Hot Weather Affects Memory In Multiple Sclerosis Patients
Feb 18, 2011 15:07
As the heat rages on, patients with multiple sclerosis (MS) are left worse for wear as hotter temperatures may be worsening their symptoms, particular when it comes to thinking and memory problems. Numbness, limb weakness, and problems with balance and vision are among the most widely known symptoms of the disease, but problems with thinking and memory are also very common.
Researchers had tested the memories and information processing abilities of MS patients and people without the disease at different points during the year. They found that when exposed to the heat during warmer seasons, the MS patients performed worse on the cognitive tests.
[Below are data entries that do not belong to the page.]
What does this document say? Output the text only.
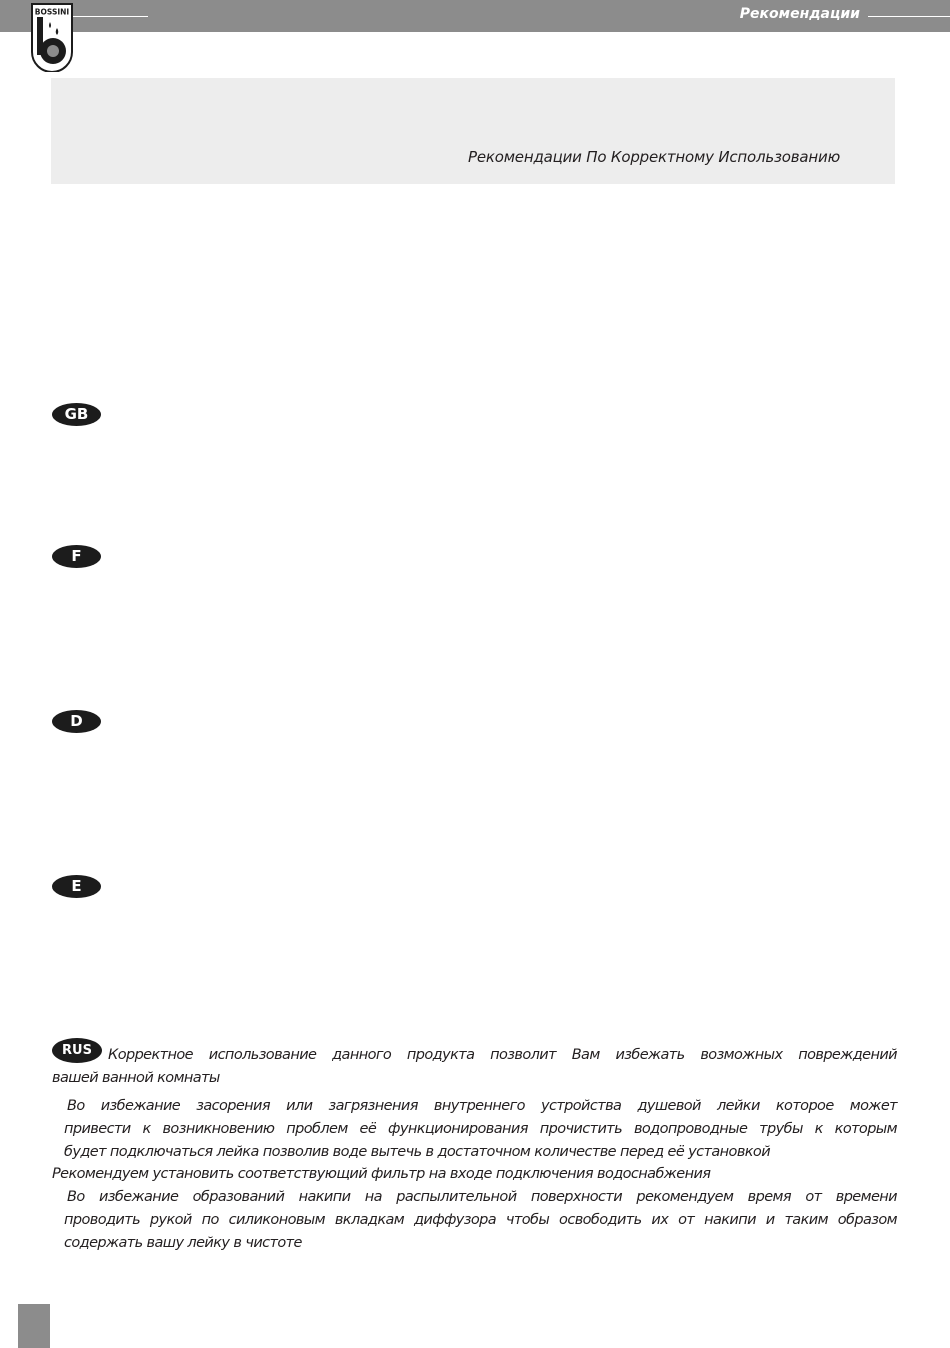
Рекомендации
BOSSINI
Рекомендации По Корректному Использованию
GB
F
D
E
RUS	Корректное использование данного продукта позволит Вам избежать возможных повреждений
вашей ванной комнаты
Во избежание засорения или загрязнения внутреннего устройства душевой лейки которое может
привести к возникновению проблем её функционирования прочистить водопроводные трубы к которым
будет подключаться лейка позволив воде вытечь в достаточном количестве перед её установкой
Рекомендуем установить соответствующий фильтр на входе подключения водоснабжения
Во избежание образований накипи на распылительной поверхности рекомендуем время от времени
проводить рукой по силиконовым вкладкам диффузора чтобы освободить их от накипи и таким образом
содержать вашу лейку в чистоте
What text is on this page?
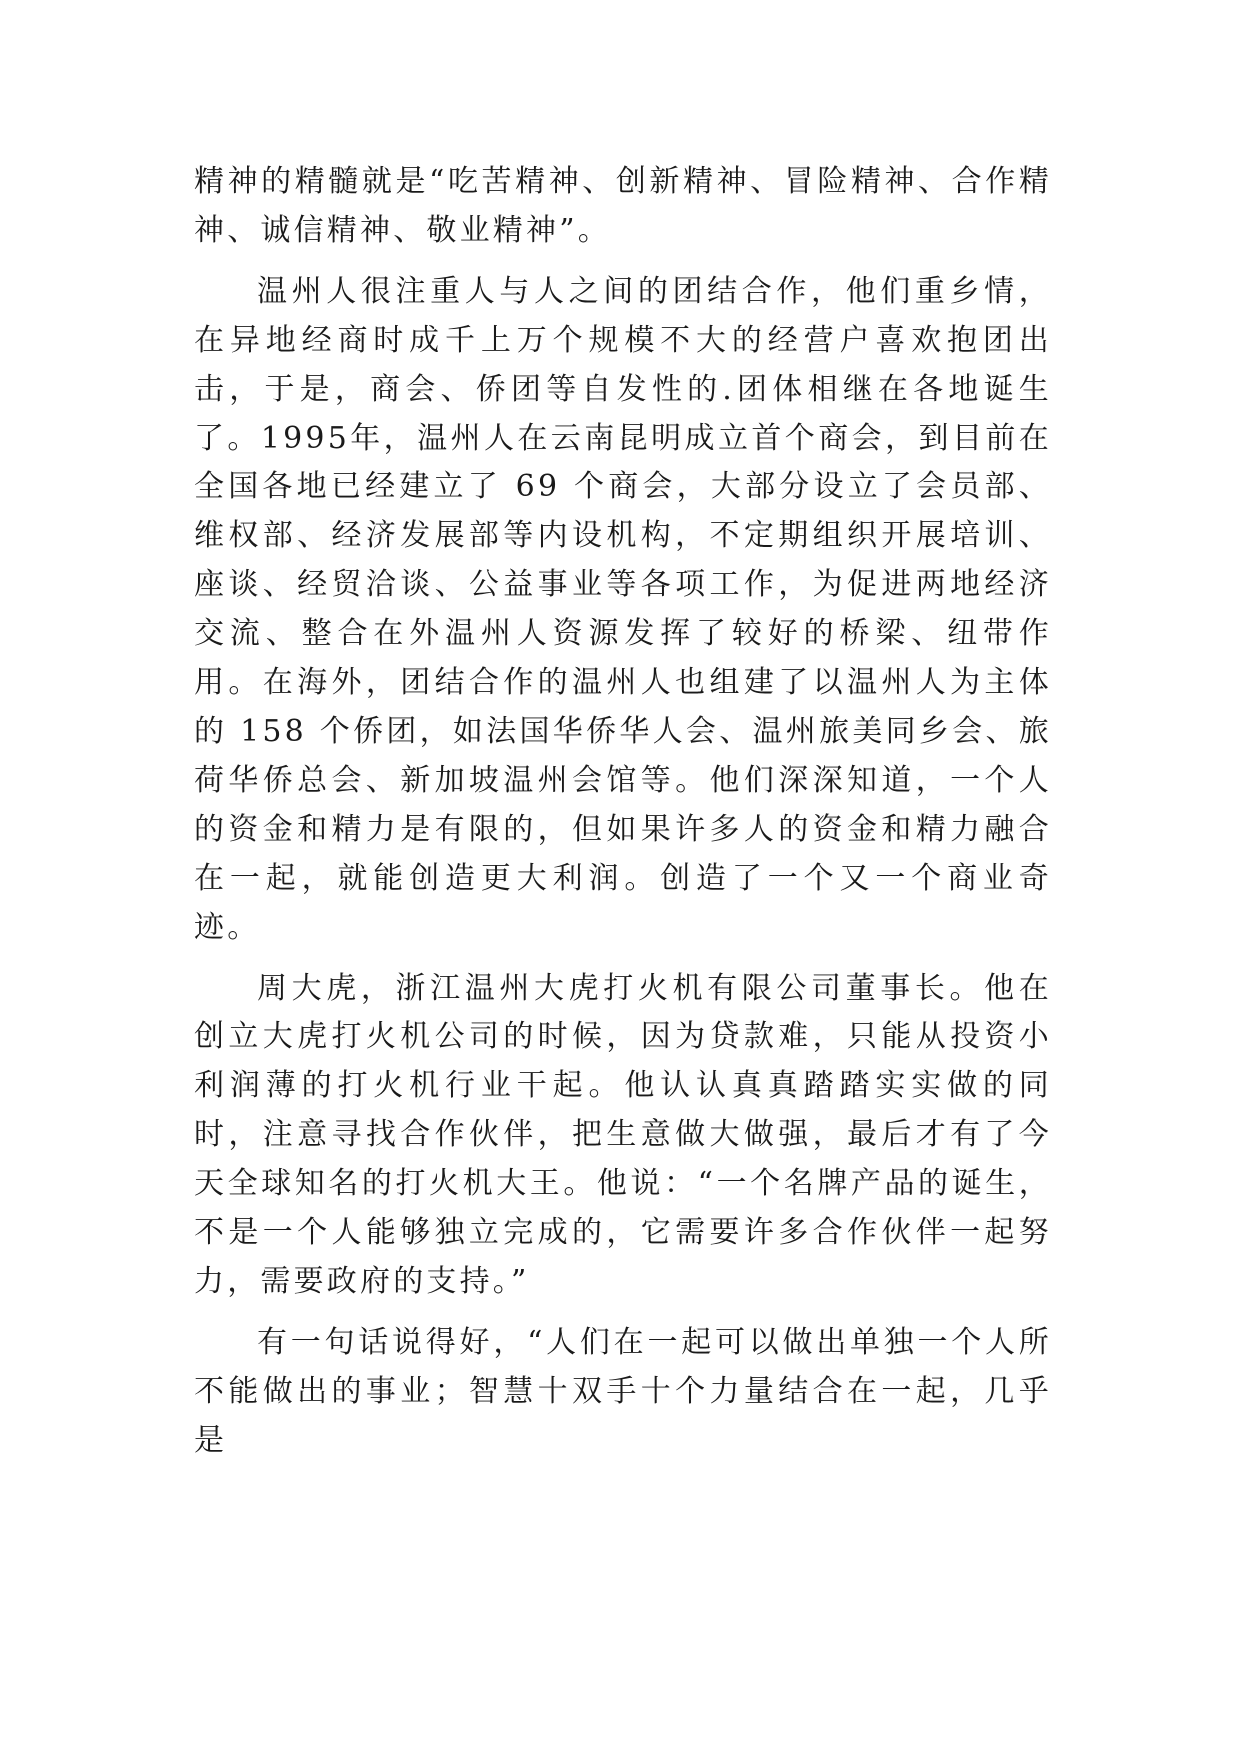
精神的精髓就是“吃苦精神、创新精神、冒险精神、合作精神、诚信精神、敬业精神”。

温州人很注重人与人之间的团结合作，他们重乡情，在异地经商时成千上万个规模不大的经营户喜欢抱团出击，于是，商会、侨团等自发性的.团体相继在各地诞生了。1995年，温州人在云南昆明成立首个商会，到目前在全国各地已经建立了 69 个商会，大部分设立了会员部、维权部、经济发展部等内设机构，不定期组织开展培训、座谈、经贸洽谈、公益事业等各项工作，为促进两地经济交流、整合在外温州人资源发挥了较好的桥梁、纽带作用。在海外，团结合作的温州人也组建了以温州人为主体的 158 个侨团，如法国华侨华人会、温州旅美同乡会、旅荷华侨总会、新加坡温州会馆等。他们深深知道，一个人的资金和精力是有限的，但如果许多人的资金和精力融合在一起，就能创造更大利润。创造了一个又一个商业奇迹。

周大虎，浙江温州大虎打火机有限公司董事长。他在创立大虎打火机公司的时候，因为贷款难，只能从投资小利润薄的打火机行业干起。他认认真真踏踏实实做的同时，注意寻找合作伙伴，把生意做大做强，最后才有了今天全球知名的打火机大王。他说：“一个名牌产品的诞生，不是一个人能够独立完成的，它需要许多合作伙伴一起努力，需要政府的支持。”

有一句话说得好，“人们在一起可以做出单独一个人所不能做出的事业；智慧十双手十个力量结合在一起，几乎是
No seasonal difference was seen in test performance among people without multiple sclerosis:
Neurologist Barbara Giesser, MD, says the link between hot weather and worsening MS symptoms has been recognized for more than 100 years.
"At the turn of the 20th century, long before we had MRIs and fancy diagnostics, one way of diagnosing MS was the 'hot bath' test," she says. "They would put the patient in a tub of very hot water and if their symptoms worsened, the diagnosis was confirmed."
A brain imaging study published last summer by researchers at Harvard University showed that MS-associated brain lesions actually occur more often in warmer months than in colder ones.
Heat appears to slow down nerve impulses that are already impaired by the disease, Giesser says.
"Basically nerves are electrical cables," she says. "MS damages the insulation and short circuits the nerves so that they don't conduct signals as efficiently. If you heat up a damaged nerve, that causes further problems."
The study was presented Thursday at the 63rd annual meeting of the American Academy of Neurology in Honolulu.